This is a question from CLRS book, I have to prove that the following recurrence -:
$T(n) = 2T(n/2) + n$
is $nlog(n)$ when $n = 2^k$ and $k \gt 1$
What I have tried-:
Putting n = $2^k$
I get the following expression:
$T(2^k) = 2T(2^k/2) + 2^k$
further simplified into
$T(2^k) = 2T(2^{k-1}) + 2^k$
but then I am stuck.
I have seen proofs for this question but they all involve $k+1$ instead of using $k$, why do they do that?
I would appreciate it if I could be told what mathematical concept is used so that I can study it further.
Since you do not know, how to use mathematical induction, this proof will be made with a bit of hand waving. By using the recurrence relation for $T(n)$, $T(n/2)$ ... we obtain
$$ \begin{eqnarray} T(n) &=& n + 2T(n/2) \qquad (=\color{red}{1}\cdot n + 2^{\color{red}{1}}T(n/2^{\color{red}{1}})) \\ &=& n + 2(n/2 + 2T(n/4)) \\ &=& 2n + 4T(n/4) \qquad (=\color{red}{2}\cdot n + 2^{\color{red}{2}}T(n/2^{\color{red}{2}}))\\ &=& 2n + 4(n/4 + 2T(n/8)) \\ &=& 3n + 8T(n/8) \qquad (=\color{red}{3}\cdot n + 2^{\color{red}{3}}T(n/2^{\color{red}{3}}))\\ &=& \cdots \\ &=& \color{red}{k}\cdot n + 2^{\color{red}{k}}T(n/2^{\color{red}{k}})) \end{eqnarray} $$ When do we finish? Well, in addition to the recurrence relation, one typically specifies the initial condition that defines $T(1)$, so we will assume that we also know what is $T(1)$.

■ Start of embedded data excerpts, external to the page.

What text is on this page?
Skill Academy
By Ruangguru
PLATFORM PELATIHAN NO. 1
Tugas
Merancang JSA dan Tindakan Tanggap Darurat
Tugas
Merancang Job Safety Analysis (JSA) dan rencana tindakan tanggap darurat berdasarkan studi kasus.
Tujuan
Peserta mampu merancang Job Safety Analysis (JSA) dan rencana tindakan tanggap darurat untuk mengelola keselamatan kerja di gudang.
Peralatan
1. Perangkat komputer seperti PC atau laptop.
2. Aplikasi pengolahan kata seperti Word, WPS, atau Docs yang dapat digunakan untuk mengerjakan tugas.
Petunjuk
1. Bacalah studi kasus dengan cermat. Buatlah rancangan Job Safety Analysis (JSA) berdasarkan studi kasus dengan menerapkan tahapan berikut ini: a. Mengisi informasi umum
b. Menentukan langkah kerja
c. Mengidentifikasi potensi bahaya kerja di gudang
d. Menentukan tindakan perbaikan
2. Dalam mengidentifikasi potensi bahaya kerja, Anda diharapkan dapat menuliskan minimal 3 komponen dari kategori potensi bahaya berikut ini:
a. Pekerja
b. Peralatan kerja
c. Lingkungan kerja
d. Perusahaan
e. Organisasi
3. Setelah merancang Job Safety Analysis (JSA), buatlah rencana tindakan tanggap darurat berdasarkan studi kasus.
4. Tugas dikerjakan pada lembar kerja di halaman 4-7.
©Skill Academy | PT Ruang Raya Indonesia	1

Hence, at the end $k$ has the value, such that $n/2^k = 1\Leftrightarrow n = 2^k \Leftrightarrow k =\log_2 n$. Then, the last line reads as $\log_2 n \cdot n + n \cdot T(1) = n(\log_2 n + T(1))$.
Typically, $n\in\mathbb{N}$, so this proof does not work for all numbers (what is $T(3)$?). This is the point when the induction should be used and that is why all the other proves of the similar problems use $k + 1$.
You should really learn how to use it!